Fortunately, I did do my homework at steps 3b and 4b. After a number of attempts to get the modified dot product routine working and the index calculations correct, it was immediately obvious when I did it correctly. The error between tests came up zero and I knew I was ready to move on.

### Intrinsics

Suppose instead of using LMS, I had chosen to implement the Normalized LMS. This algorithm requires a division each time the filter is updated. If your processor doesn't have division, this could mean an expensive software routine. And even worse, it will ruin software pipelining. The c6000 series has such a problem, but it also has an inverse approximation instruction, RCPSP. Using RCPSP with two short iterations of Newton-Rhapson you can get the true inverse.

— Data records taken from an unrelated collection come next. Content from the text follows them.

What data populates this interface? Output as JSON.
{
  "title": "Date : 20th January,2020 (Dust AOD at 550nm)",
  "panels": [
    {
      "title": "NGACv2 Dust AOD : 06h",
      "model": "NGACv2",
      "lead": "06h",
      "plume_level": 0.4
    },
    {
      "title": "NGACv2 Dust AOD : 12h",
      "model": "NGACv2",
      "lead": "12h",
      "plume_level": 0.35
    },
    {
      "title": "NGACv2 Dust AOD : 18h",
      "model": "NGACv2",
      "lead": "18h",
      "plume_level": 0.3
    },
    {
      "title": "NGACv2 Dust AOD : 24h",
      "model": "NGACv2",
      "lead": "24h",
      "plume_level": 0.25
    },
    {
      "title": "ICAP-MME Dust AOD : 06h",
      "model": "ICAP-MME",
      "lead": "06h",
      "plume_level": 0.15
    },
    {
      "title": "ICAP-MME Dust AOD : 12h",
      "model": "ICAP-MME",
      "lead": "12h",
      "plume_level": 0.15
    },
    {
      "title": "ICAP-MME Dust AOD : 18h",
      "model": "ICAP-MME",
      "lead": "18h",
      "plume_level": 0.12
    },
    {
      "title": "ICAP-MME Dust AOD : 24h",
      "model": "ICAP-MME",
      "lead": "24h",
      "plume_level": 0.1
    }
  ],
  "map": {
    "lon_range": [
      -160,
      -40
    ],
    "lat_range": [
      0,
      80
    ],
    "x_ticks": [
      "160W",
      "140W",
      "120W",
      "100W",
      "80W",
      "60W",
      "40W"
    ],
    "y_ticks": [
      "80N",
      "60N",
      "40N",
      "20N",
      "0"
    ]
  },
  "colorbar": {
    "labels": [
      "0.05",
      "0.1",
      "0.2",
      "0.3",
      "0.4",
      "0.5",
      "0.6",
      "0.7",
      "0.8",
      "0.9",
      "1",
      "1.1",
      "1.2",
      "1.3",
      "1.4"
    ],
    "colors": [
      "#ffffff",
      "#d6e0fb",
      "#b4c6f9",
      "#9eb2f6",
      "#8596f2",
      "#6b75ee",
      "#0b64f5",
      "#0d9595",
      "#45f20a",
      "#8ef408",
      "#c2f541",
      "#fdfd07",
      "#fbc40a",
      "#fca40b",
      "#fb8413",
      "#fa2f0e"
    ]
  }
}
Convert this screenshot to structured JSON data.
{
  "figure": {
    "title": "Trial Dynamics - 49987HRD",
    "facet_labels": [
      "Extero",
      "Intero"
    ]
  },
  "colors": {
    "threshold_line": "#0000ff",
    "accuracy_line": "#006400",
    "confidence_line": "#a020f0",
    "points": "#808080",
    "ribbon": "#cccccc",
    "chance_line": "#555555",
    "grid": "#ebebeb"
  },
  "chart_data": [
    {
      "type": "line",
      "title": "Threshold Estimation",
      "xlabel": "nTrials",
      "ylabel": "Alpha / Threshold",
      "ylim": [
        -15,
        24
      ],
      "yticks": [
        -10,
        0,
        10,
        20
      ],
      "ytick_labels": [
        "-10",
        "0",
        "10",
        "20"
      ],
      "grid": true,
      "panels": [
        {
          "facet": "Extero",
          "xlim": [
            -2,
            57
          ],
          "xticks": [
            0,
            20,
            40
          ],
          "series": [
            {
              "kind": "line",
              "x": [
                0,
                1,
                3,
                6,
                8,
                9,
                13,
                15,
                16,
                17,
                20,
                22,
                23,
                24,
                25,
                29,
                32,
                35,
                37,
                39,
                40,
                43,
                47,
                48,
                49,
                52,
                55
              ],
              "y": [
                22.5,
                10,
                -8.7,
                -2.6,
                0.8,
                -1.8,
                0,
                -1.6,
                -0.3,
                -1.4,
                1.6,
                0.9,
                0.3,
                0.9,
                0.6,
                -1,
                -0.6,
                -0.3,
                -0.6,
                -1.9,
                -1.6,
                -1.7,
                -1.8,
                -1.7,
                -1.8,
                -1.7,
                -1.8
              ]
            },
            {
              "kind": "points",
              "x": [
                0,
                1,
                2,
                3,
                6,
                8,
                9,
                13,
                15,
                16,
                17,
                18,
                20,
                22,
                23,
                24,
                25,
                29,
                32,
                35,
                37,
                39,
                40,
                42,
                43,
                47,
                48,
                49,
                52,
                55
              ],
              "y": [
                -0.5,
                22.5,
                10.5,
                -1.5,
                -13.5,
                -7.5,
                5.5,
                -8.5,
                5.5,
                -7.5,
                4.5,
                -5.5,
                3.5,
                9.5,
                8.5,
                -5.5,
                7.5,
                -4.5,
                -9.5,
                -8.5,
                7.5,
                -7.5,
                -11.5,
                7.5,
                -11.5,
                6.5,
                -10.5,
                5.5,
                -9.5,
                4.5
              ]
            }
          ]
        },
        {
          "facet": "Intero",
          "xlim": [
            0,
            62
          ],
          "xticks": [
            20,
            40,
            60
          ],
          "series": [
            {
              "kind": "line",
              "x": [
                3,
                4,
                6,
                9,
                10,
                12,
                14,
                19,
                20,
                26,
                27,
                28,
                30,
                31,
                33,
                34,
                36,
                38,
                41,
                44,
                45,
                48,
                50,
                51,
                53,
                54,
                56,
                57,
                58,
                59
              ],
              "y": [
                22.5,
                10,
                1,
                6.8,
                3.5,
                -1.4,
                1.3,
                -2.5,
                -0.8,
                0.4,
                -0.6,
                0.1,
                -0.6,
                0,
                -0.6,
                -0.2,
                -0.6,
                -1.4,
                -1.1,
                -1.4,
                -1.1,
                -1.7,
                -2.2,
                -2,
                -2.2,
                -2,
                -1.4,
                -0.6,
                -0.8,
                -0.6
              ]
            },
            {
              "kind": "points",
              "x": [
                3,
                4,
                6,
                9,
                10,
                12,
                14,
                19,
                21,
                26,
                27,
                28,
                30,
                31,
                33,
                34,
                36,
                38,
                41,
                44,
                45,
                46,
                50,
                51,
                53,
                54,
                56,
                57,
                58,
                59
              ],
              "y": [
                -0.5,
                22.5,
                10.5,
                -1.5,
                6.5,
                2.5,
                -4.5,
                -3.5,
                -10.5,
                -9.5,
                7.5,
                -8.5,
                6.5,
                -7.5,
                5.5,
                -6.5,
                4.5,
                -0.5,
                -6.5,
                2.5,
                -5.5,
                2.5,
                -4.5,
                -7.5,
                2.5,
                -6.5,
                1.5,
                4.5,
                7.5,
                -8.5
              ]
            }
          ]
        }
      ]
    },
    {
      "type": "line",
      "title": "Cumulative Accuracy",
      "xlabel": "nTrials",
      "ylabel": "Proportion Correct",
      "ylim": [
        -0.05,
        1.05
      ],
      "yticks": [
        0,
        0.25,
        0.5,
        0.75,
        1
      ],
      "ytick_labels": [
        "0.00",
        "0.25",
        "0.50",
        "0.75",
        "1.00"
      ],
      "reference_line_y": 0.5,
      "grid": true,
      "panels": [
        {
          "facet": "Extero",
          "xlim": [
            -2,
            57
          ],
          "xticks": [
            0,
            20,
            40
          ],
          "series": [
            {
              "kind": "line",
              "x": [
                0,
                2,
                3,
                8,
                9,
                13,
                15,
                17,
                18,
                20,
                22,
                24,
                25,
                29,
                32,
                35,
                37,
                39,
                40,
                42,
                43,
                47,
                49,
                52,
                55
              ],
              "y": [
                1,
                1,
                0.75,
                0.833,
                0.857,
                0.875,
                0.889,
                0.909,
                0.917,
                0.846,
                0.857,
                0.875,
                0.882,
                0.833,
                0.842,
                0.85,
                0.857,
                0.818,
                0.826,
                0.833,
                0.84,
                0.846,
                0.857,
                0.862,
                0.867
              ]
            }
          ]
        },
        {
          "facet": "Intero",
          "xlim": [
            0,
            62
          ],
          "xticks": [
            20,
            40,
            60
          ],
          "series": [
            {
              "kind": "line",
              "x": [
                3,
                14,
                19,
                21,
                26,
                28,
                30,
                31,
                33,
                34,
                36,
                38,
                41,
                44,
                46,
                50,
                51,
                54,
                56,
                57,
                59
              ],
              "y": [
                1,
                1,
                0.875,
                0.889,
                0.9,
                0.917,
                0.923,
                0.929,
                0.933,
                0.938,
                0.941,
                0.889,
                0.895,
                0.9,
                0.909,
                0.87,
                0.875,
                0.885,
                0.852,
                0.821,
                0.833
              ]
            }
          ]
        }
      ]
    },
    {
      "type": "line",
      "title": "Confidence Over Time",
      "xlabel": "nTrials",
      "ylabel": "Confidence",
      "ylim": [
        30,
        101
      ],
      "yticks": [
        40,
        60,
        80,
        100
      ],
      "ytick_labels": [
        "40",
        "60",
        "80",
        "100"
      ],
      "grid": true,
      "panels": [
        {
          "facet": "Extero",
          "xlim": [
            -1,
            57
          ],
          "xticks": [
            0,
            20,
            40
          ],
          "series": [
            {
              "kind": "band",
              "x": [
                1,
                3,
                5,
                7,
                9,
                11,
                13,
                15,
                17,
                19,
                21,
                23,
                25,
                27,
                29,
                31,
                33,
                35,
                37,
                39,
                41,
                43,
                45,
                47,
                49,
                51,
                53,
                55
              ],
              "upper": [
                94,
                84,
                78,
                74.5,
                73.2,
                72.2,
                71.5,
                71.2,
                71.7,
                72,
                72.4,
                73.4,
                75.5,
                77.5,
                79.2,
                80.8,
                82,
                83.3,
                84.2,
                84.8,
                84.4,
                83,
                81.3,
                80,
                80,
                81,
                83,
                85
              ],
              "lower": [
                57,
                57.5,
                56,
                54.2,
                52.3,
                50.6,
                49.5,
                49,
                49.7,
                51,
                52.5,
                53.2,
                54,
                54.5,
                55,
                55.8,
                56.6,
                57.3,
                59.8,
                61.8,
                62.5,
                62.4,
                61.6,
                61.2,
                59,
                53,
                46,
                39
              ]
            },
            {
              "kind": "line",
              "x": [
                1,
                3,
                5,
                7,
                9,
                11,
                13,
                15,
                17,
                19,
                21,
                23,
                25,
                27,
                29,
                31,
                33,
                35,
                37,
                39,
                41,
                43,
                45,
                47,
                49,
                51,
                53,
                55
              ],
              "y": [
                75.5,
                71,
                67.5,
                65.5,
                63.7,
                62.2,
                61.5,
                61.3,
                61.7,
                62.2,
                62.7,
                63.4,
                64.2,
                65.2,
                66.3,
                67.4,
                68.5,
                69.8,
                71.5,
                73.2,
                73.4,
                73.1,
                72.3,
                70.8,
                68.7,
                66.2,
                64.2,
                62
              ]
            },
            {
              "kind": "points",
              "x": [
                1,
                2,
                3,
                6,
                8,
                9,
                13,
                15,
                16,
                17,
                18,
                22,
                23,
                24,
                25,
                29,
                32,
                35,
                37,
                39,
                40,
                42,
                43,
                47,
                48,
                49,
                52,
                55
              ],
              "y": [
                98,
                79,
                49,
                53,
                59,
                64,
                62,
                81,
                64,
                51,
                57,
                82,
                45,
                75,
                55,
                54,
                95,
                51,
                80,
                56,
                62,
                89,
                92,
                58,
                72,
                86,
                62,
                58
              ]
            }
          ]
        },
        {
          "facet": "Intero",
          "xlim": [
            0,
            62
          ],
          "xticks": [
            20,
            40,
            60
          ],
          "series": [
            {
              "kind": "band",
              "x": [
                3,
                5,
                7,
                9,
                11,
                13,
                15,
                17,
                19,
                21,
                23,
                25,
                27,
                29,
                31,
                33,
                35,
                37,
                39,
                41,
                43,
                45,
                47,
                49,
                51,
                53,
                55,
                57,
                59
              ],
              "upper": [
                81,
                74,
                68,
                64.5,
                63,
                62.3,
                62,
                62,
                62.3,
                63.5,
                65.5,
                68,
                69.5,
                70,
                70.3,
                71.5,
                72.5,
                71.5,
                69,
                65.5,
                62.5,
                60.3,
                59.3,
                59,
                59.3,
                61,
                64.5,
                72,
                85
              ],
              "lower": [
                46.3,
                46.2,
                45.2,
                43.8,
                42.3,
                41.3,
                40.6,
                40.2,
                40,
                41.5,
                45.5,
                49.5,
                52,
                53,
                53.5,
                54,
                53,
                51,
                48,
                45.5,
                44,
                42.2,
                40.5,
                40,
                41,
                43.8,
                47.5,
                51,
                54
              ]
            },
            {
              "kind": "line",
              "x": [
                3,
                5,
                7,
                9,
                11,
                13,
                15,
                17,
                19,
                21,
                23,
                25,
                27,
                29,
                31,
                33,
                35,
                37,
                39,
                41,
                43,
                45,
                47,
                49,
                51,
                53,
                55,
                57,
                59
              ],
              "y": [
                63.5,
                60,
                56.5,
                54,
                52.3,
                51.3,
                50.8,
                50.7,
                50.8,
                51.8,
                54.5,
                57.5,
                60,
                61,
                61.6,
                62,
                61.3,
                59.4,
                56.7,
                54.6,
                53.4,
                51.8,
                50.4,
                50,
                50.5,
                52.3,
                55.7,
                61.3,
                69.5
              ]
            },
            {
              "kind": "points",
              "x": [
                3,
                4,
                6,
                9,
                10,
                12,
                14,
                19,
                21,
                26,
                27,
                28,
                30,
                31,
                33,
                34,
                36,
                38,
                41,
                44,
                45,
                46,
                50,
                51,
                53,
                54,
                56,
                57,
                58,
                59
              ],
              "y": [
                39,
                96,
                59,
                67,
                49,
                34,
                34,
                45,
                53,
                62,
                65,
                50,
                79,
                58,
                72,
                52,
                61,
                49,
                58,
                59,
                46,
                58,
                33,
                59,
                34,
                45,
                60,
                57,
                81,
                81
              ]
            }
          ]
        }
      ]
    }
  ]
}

You can gain access to this instruction using what's known as instrinsics. These are just special c level functions that tell the compiler to insert the assembly instruction you want. For my work, I made separate INVERSE macros for the MATLAB and DSP targets. That way I get normal division in the mex file and the intrinsic version on the DSP target. Intrinsics are one more option you have for controlling what goes on at the assembly level without actually having to write assembly.

### Conclusion

Know your processor and your algorithms. Start with high level code first, and work your way down to the assembly level. Use optimized DSP routines wherever possible. If that fails, you can use special directives to help the compiler optimize your code. Resort to assembly only when it becomes absolutely necessary. Generate verification tests at each stage of development. By following these steps, when something goes wrong, you'll have some assurance that it's an electonics or acoustics problem and hopefully not your code.